The Knot Worldwide is currently working on new guidelines to ensure wedding vendors don’t use language that glorifies, celebrates, or romanticizes Southern plantation history, chief marketing officer Dhanusha Sivajee told BuzzFeed.
The effort comes after Color of Change, a civil rights advocacy group, sent letters urging Pinterest and the Knot Worldwide to cease promoting plantations entirely. A campaign director for Color of Change told The Washington Post that some vendors were using decorative words like “breathtaking” to describe plantations - venues that invoke painful imagery for African Americans.
“Black people don’t have happy memories of the antebellum period and plantations, where our ancestors were beaten and tortured,” Ogunnaike said. “It’s important the reality of what happened in these spaces is present, versus a romanticization of human rights abuses.”
Plantations will still be able to list themselves as venues. The new guidelines are meant to ensure that wedding vendors aren’t referring to a history that includes slavery using language such as “elegant” or “charming.”
The new language guideline will apply to all wedding venues that list on the Knot websites. Sivajee added, "You can imagine there could be former plantations that maybe have changed their names to manors or farms."
A Pinterest spokesperson told BuzzFeed News that the company will restrict plantation wedding content on its website, and is working on de-indexing Google searches for plantation weddings on Pinterest. Users who look up “plantation weddings” and similar terms on Pinterest will be warned that some of the results may violate the site’s policies.
“Weddings should be a symbol of love and unity. Plantations represent none of those things,” the Pinterest spokesperson wrote in an email. “We are working to limit the distribution of this content and accounts across our platform, and continue to not accept advertisements for them.”
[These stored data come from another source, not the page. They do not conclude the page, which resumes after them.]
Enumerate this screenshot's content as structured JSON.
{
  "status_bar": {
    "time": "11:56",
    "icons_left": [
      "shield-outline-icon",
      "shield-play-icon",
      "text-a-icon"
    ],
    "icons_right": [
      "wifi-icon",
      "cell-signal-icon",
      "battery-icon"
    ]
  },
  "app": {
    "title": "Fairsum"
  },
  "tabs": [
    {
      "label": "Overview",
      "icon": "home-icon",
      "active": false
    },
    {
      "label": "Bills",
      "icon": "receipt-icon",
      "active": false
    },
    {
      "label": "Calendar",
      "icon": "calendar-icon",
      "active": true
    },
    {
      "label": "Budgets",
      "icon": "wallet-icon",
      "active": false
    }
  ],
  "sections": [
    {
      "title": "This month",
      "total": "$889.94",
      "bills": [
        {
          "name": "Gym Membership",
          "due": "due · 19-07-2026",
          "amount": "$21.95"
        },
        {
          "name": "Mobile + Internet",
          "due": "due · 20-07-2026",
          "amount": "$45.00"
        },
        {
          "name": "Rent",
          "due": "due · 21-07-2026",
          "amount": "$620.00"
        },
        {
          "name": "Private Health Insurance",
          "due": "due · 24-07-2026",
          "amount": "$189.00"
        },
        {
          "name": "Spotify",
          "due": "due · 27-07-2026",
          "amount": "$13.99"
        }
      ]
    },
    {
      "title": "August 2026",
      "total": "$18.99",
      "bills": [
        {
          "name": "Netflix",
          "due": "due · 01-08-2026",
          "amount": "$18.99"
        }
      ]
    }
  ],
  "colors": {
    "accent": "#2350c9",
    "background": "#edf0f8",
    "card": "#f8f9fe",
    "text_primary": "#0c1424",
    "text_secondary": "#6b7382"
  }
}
In addition to the Knot and Pinterest, Color of Change also sent letters to Zola, Martha Stewart Weddings and Brides. The changes promised by Knot and Pinterest were first reported Wednesday by BuzzFeed News.
It is important to note that not all plantation homes were built by slaves nor worked by slave laborers. For example, the Palo Alto Plantation in Donaldsonville, Louisiana, was built in 1847 by a family friend of the Lemanns, who fought against slavery.